3) A défaut d’accord l’indice de remplacement sera déterminé par deux experts choisis d’un commun accord ou désignés d’office à la requête de la partie la plus diligente par Monsieur le Président du Tribunal de Grande Instance de LILLE (…) ».
Ces éléments permettent de considérer que le bail initialement conclu, puis prolongé par la volonté des parties, contenait une clause d’échelle mobile qui prévoyait un remplacement de l’indice initial par le nouvel indice, l’indice du coût de la construction n’ayant pas cessé d’être publié, mais les dispositions applicables de la loi du 18 juin 2014 s’imposant aux parties dès lors que les stipulations contractuelles prévoyaient son remplacement.
Dès lors, le nouvel indice devait se substituer de plein droit à l’ancien dans les conditions et selon le coefficient de raccordement publié au moment de sa tacite prolongation, le 3 décembre 2020, suivant reprise des conditions du bail initial le 20 janvier 2020, au moment de la cession du fonds de commerce.
En l’espèce, le commandement de payer délivré le 31 janvier 2024 ne comporte aucun décompte clair des sommes dues par la SARL Royal 62, ne faisant référence à aucun indice d’indexation du montant du loyer.
La société preneuse n’a pu comprendre le détail des sommes demandées, et comprendre l’application de l’indice du coût de la construction qu’à la lecture des conclusions de la SCI [Z] [F] dans le cadre de la présente instance, le tribunal observant que les sommes reprises en calcul des conclusions ne correspondent pas aux sommes requises dans le commandement de payer.
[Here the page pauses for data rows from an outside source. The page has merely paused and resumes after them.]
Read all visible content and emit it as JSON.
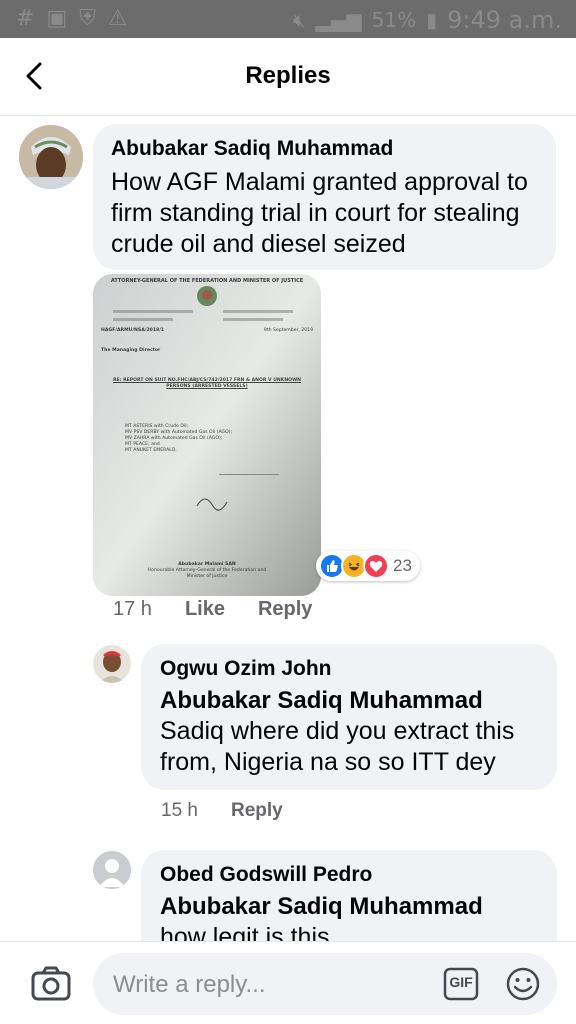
{
  "status_bar": {
    "battery": "51%",
    "time": "9:49 a.m."
  },
  "header": {
    "title": "Replies"
  },
  "main_comment": {
    "author": "Abubakar Sadiq Muhammad",
    "text": "How AGF Malami granted approval to firm standing trial in court for stealing crude oil and diesel seized",
    "time": "17 h",
    "like_label": "Like",
    "reply_label": "Reply",
    "reactions": {
      "icons": [
        "like-icon",
        "haha-icon",
        "love-icon"
      ],
      "count": "23"
    },
    "attachment": {
      "letterhead_left": "ATTORNEY-GENERAL OF THE FEDERATION AND MINISTER OF JUSTICE",
      "ref": "HAGF/ARMU/NSA/2018/1",
      "date": "9th September, 2019",
      "addressee": "The Managing Director",
      "subject": "RE: REPORT ON SUIT NO.FHC/ABJ/CS/742/2017 FRN & ANOR V UNKNOWN PERSONS (ARRESTED VESSELS)",
      "items": [
        "MT ASTERIS with Crude Oil;",
        "MV PSV DERBY with Automated Gas Oil (AGO);",
        "MV ZAHRA with Automated Gas Oil (AGO);",
        "MT PEACE; and",
        "MT ANUKET EMERALD."
      ],
      "signatory": "Abubakar Malami SAN",
      "signatory_title": "Honourable Attorney-General of the Federation and Minister of Justice"
    }
  },
  "replies": [
    {
      "author": "Ogwu Ozim John",
      "tag": "Abubakar Sadiq Muhammad",
      "text": "Sadiq where did you extract this from, Nigeria na so so ITT dey",
      "time": "15 h",
      "reply_label": "Reply"
    },
    {
      "author": "Obed Godswill Pedro",
      "tag": "Abubakar Sadiq Muhammad",
      "text": "how legit is this"
    }
  ],
  "composer": {
    "placeholder": "Write a reply...",
    "gif_label": "GIF"
  },
  "colors": {
    "bubble": "#f0f2f5",
    "like_blue": "#1877f2",
    "love_red": "#f33e58",
    "haha_yellow": "#f7b125",
    "muted": "#65676b"
  }
}
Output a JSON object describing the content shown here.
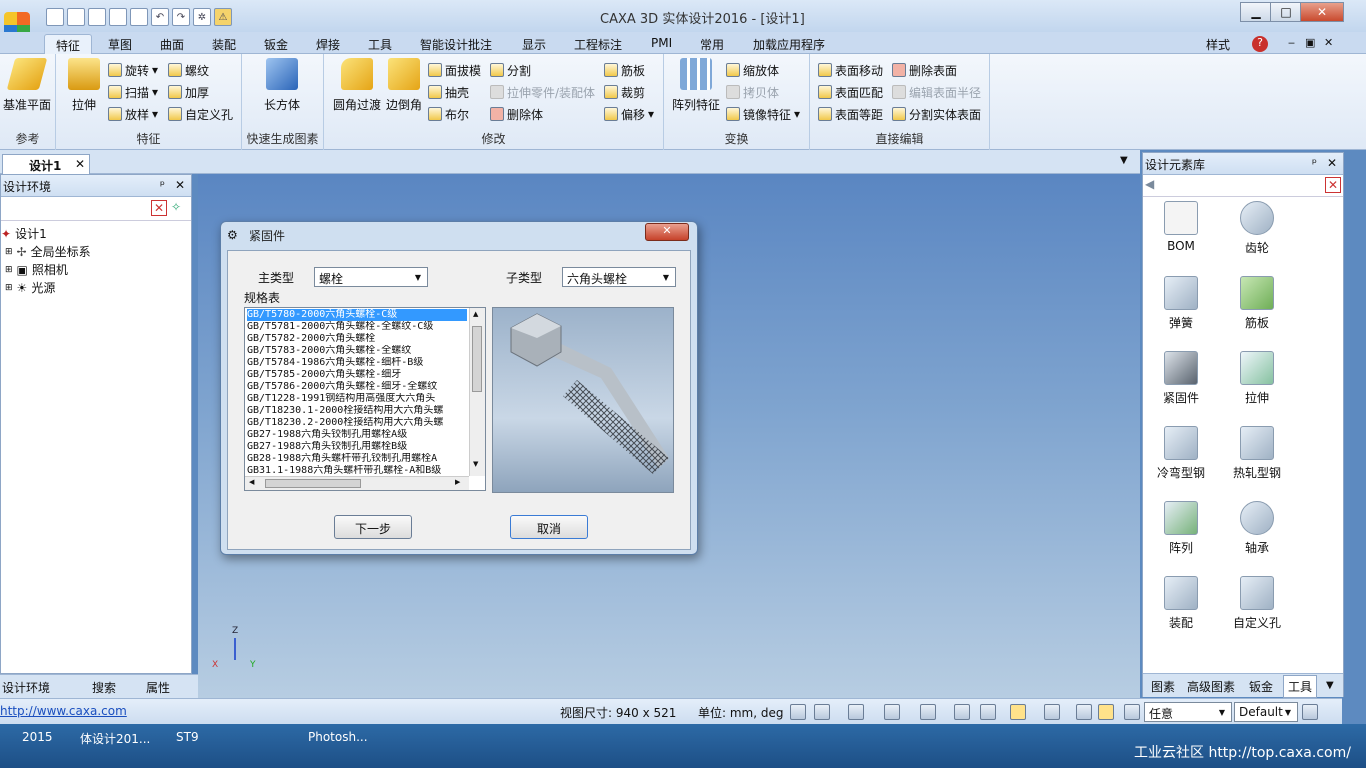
{
  "window": {
    "title": "CAXA 3D 实体设计2016 - [设计1]",
    "min_icon": "minimize-icon",
    "max_icon": "maximize-icon",
    "close_icon": "close-icon"
  },
  "ribbon": {
    "tabs": [
      "特征",
      "草图",
      "曲面",
      "装配",
      "钣金",
      "焊接",
      "工具",
      "智能设计批注",
      "显示",
      "工程标注",
      "PMI",
      "常用",
      "加载应用程序"
    ],
    "active_tab": "特征",
    "style_label": "样式",
    "help_icon": "help-icon",
    "groups": {
      "ref": {
        "label": "参考",
        "base_plane": "基准平面"
      },
      "feature": {
        "label": "特征",
        "extrude": "拉伸",
        "revolve": "旋转",
        "sweep": "扫描",
        "loft": "放样",
        "thread": "螺纹",
        "thicken": "加厚",
        "custom_hole": "自定义孔"
      },
      "quick": {
        "label": "快速生成图素",
        "cuboid": "长方体"
      },
      "modify": {
        "label": "修改",
        "fillet": "圆角过渡",
        "chamfer": "边倒角",
        "draft": "面拔模",
        "shell": "抽壳",
        "boolean": "布尔",
        "split": "分割",
        "stretch_part": "拉伸零件/装配体",
        "delete_body": "删除体",
        "rib": "筋板",
        "trim": "裁剪",
        "offset": "偏移"
      },
      "transform": {
        "label": "变换",
        "array": "阵列特征",
        "scale": "缩放体",
        "copy": "拷贝体",
        "mirror": "镜像特征"
      },
      "direct_edit": {
        "label": "直接编辑",
        "move_face": "表面移动",
        "match_face": "表面匹配",
        "equidistant_face": "表面等距",
        "delete_face": "删除表面",
        "edit_radius": "编辑表面半径",
        "split_face": "分割实体表面"
      }
    }
  },
  "doc_tab": {
    "label": "设计1"
  },
  "left_panel": {
    "title": "设计环境",
    "tree": [
      {
        "label": "设计1",
        "icon": "design-icon"
      },
      {
        "label": "全局坐标系",
        "icon": "axes-icon"
      },
      {
        "label": "照相机",
        "icon": "camera-icon"
      },
      {
        "label": "光源",
        "icon": "light-icon"
      }
    ],
    "bottom_tabs": [
      "设计环境",
      "搜索",
      "属性"
    ]
  },
  "dialog": {
    "title": "紧固件",
    "main_type_label": "主类型",
    "main_type_value": "螺栓",
    "sub_type_label": "子类型",
    "sub_type_value": "六角头螺栓",
    "spec_label": "规格表",
    "spec_list": [
      "GB/T5780-2000六角头螺栓-C级",
      "GB/T5781-2000六角头螺栓-全螺纹-C级",
      "GB/T5782-2000六角头螺栓",
      "GB/T5783-2000六角头螺栓-全螺纹",
      "GB/T5784-1986六角头螺栓-细杆-B级",
      "GB/T5785-2000六角头螺栓-细牙",
      "GB/T5786-2000六角头螺栓-细牙-全螺纹",
      "GB/T1228-1991钢结构用高强度大六角头",
      "GB/T18230.1-2000栓接结构用大六角头螺",
      "GB/T18230.2-2000栓接结构用大六角头螺",
      "GB27-1988六角头铰制孔用螺栓A级",
      "GB27-1988六角头铰制孔用螺栓B级",
      "GB28-1988六角头螺杆带孔铰制孔用螺栓A",
      "GB31.1-1988六角头螺杆带孔螺栓-A和B级"
    ],
    "selected_index": 0,
    "next_button": "下一步",
    "cancel_button": "取消"
  },
  "axis_triad": {
    "z": "Z",
    "x": "X",
    "y": "Y"
  },
  "right_panel": {
    "title": "设计元素库",
    "items": [
      "BOM",
      "齿轮",
      "弹簧",
      "筋板",
      "紧固件",
      "拉伸",
      "冷弯型钢",
      "热轧型钢",
      "阵列",
      "轴承",
      "装配",
      "自定义孔"
    ],
    "bottom_tabs": [
      "图素",
      "高级图素",
      "钣金",
      "工具"
    ],
    "active_bottom_tab": "工具"
  },
  "status": {
    "url": "http://www.caxa.com",
    "view_size": "视图尺寸: 940 x 521",
    "units": "单位: mm, deg",
    "select_mode": "任意",
    "style": "Default"
  },
  "taskbar": {
    "items": [
      "2015",
      "体设计201...",
      "ST9",
      "Photosh..."
    ],
    "watermark": "工业云社区 http://top.caxa.com/"
  }
}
Dans ces conditions, il convient de prononcer la nullité du commandement de payer visant la clause résolutoire signifié à la SARL Royal 62 le 31 janvier 2024 et de le déclarer de nul effet.
Sur les dépens et les frais irrépétibles
La SCI [Z] [F], partie perdante à l’instance, sera condamnée aux dépens en application de l’article 696 du code de procédure civile, ainsi qu’à verser à la SARL Royal 62 une indemnité de 2.500 euros au titre des frais non compris dans les dépens, en application de l’article 700 du code de procédure civile.
Sur l’exécution provisoire
Il résulte des articles 514 et suivants du code de procédure civile que les décisions de première instance sont de droit exécutoires à titre provisoire à moins que la loi ou la décision rendue n’en dispose autrement. Le juge peut écarter l’exécution provisoire de droit, en tout ou partie, s’il estime qu’elle est incompatible avec la nature de l’affaire.
Aucun motif ne commande en l’espèce d’écarter l’exécution provisoire.
PAR CES MOTIFS
Le Tribunal, statuant après débats en audience publique, par jugement contradictoire, rendu par mise à disposition au greffe, en premier ressort,
PRONONCE la nullité du commandement de payer visant la clause résolutoire délivré le 31 janvier 2024 à la SARL Royal 62 ;
REJETTE les demandes plus amples et contraires ;
CONDAMNE la SCI [Z] [F] aux entiers dépens de l’instance ;
CONDAMNE la SCI [Z] [F] à payer à la SARL Royal 62 une somme de 2.500 euros au titre de l’article 700 du code de procédure civile ;
RAPPELLE que l’exécution provisoire est de droit et dit n’y avoir lieu de l’écarter.